Para valorar toda la importancia de nuestra página es preciso dar un paso atrás y ensanchar el horizonte. Según la concepción apocalíptica judía y cristiana, la historia se desarrolla en dos planos: la crónica que ves y el designio de Dios que está en el fondo, escondido de la crónica y, sin embargo, advertido por ella. La apocalíptica está atenta a las personas, a las situaciones y a los acontecimientos de su tiempo, pero ve todos estos acontecimientos como «signos» e «instrumentos» de una realidad que está más allá. De esta guisa, la apocalíptica no se contenta con leer los hechos particulares, con confrontarlos y conectarlos entre sí. Está convencida de que, para llegar a la historia «verdadera», es preciso situarse, en cierto sentido, fuera de ella. Hace falta una revelación. Para comprender la historia debemos mirarla desde lo alto: el verdadero historiador es el profeta.

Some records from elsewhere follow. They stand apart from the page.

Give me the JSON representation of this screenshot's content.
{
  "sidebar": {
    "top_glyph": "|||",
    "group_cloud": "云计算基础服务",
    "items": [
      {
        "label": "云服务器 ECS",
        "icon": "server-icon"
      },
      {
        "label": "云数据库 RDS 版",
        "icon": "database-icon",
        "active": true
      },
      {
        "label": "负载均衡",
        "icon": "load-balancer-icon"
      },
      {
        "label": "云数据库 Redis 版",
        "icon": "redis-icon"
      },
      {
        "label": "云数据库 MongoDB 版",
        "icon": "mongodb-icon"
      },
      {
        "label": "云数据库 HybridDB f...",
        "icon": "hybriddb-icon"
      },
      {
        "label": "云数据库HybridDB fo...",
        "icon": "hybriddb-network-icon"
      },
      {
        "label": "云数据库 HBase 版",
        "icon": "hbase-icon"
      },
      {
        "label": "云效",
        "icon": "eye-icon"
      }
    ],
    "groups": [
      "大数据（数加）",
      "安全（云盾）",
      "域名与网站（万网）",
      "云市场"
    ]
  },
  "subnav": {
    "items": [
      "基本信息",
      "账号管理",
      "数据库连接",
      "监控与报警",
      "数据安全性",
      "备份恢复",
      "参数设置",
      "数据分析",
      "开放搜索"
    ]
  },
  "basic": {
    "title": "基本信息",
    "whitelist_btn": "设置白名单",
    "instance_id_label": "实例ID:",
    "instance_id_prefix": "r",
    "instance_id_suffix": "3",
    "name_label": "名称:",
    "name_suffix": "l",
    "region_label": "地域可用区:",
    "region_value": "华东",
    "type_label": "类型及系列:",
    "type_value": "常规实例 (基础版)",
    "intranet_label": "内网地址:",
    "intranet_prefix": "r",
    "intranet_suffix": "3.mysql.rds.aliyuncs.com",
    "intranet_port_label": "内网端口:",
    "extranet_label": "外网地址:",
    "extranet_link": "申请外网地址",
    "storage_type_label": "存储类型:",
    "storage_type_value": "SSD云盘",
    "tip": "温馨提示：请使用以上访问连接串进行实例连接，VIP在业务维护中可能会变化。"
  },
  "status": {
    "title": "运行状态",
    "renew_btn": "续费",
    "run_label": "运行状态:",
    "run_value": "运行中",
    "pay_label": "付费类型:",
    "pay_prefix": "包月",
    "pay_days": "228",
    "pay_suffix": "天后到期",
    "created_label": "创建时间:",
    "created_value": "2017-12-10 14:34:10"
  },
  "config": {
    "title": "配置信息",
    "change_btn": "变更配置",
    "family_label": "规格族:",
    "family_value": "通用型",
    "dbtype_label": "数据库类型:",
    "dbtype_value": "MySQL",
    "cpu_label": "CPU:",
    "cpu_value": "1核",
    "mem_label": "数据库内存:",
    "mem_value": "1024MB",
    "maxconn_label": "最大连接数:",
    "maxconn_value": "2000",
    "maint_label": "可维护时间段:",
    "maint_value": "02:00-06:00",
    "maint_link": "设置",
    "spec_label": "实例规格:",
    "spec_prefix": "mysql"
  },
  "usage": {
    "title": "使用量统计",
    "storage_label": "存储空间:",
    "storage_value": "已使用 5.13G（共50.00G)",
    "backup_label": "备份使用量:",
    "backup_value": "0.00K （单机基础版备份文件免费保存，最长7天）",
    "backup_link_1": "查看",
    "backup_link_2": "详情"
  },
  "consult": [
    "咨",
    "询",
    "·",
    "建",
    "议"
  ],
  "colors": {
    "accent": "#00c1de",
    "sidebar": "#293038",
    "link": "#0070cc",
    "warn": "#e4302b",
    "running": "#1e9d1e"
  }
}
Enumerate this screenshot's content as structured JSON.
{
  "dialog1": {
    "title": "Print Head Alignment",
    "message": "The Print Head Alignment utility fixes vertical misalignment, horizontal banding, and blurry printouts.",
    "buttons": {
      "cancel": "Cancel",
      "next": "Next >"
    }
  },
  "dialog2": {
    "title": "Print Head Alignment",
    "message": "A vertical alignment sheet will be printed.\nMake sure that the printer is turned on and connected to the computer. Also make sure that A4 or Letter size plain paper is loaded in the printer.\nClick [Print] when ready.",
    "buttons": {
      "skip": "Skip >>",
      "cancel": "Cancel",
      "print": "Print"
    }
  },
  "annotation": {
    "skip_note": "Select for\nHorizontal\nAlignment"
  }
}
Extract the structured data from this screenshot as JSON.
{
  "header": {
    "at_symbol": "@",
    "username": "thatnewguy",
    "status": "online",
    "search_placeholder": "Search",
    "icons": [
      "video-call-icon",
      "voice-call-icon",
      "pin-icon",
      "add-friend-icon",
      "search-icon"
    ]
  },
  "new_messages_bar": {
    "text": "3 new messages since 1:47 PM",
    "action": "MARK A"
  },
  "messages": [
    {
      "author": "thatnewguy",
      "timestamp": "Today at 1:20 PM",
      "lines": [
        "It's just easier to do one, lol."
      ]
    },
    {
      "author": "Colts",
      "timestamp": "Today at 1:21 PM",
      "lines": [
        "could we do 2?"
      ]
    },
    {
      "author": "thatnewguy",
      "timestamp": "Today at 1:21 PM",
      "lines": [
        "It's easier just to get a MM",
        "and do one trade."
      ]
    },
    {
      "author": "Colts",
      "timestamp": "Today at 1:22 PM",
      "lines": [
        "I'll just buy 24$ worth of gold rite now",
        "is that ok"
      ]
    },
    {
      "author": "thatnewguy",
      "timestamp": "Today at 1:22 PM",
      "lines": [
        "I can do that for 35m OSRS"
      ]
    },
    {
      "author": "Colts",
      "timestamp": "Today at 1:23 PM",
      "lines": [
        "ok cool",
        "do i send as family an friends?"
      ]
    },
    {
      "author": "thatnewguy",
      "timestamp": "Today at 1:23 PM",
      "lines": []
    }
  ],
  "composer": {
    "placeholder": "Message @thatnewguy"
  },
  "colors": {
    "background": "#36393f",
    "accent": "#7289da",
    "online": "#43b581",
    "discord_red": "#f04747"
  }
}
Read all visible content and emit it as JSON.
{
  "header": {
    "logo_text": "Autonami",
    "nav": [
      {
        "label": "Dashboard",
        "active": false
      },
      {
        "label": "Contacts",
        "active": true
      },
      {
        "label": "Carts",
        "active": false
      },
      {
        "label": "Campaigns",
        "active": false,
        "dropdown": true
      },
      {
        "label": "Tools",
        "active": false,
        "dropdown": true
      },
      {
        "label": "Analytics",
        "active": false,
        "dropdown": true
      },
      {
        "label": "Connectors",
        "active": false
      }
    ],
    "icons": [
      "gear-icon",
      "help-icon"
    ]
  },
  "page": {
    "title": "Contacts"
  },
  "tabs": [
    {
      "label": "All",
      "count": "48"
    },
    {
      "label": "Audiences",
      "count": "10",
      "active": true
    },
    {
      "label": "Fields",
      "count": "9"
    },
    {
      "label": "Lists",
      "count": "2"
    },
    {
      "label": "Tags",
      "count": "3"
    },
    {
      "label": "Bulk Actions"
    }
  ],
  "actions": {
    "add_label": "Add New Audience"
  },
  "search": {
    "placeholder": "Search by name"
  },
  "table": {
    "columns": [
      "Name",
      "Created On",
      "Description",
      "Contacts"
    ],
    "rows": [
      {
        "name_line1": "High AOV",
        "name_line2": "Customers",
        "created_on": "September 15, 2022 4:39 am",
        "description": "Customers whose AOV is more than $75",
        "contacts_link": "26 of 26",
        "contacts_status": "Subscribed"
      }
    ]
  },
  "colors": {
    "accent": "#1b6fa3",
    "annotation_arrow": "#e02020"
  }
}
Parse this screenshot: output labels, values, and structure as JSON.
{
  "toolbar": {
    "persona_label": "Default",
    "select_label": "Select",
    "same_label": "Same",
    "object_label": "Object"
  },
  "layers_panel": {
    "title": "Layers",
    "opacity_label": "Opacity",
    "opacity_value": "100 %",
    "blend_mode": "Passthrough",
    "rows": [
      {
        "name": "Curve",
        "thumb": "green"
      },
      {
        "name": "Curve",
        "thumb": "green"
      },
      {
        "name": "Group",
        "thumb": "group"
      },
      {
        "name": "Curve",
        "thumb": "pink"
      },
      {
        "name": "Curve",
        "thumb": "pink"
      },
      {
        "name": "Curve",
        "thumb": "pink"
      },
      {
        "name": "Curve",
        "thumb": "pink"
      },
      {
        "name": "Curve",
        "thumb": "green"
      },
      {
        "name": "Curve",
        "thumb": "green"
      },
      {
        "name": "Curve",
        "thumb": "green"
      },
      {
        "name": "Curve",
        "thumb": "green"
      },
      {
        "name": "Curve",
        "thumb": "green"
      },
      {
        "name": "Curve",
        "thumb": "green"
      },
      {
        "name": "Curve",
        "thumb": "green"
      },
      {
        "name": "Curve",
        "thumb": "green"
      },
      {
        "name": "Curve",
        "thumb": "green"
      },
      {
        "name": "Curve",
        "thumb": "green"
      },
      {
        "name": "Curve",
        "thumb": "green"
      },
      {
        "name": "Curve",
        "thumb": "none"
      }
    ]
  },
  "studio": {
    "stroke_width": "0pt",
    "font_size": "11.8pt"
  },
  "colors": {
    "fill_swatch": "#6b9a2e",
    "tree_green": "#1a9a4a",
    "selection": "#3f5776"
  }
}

Ahora bien, ¿en qué consiste el misterio que encierra la historia en su propio seno y que sólo aquel que posee la luz de Dios puede reconocer? Aquí es donde aparece la originalidad cristiana del Apocalipsis de Juan con respecto a toda la apocalítica judía, y es aquí donde la visión del libro sellado y del Cordero se presenta como la clave de bóveda de toda la construcción. La visión afirma que Jesús se encuentra en el centro de la historia. La revelación que hace falta para leer la historia y prever su curso es el acontecimiento histórico que él ha vivido. Observando el acontecimiento de su muerte y resurrección es como podemos comprender cómo van las cosas en el fondo. No es menester, por tanto, una revelación nueva, sino una memoria. Si recordamos el acontecimiento de Cristo, comprenderemos que el designio de Dios siempre ha sido combatido; que hasta hay un tiempo en el que las fuerzas del mal parecen prevalecer (la cruz), pero comprenderemos también que la última palabra es la resurrección. El camino del amor, de la no violencia valiente y del martirio puede ser crucificado, pero no vencido. Brota de aquí un gran consuelo. Pero, antes aún, un criterio de valoración. En sentido contrario a las apariencias, son los mártires quienes construyen la verdadera historia, no los poderosos y los opresores. Para el cristiano, esto es un criterio irreductible de lectura.

El Apocalipsis pretende responder, por tanto, a una pregunta crucial: ¿cómo valorar la historia y situarse en ella? La respuesta -que debe ser leída en el lenguaje particular del género apocalíptico- se sitúa plenamente en la línea de la tradición y es muy simple: el criterio de valoración de la historia es Cristo, y el modo de situarse en ella está indicado, de una vez por todas, por el camino que él recorrió (B. Maggioni, L'Apocalisse. Per una Iettura profetica del tempo presente, Citadella, Asís 1981, pp. 57ss).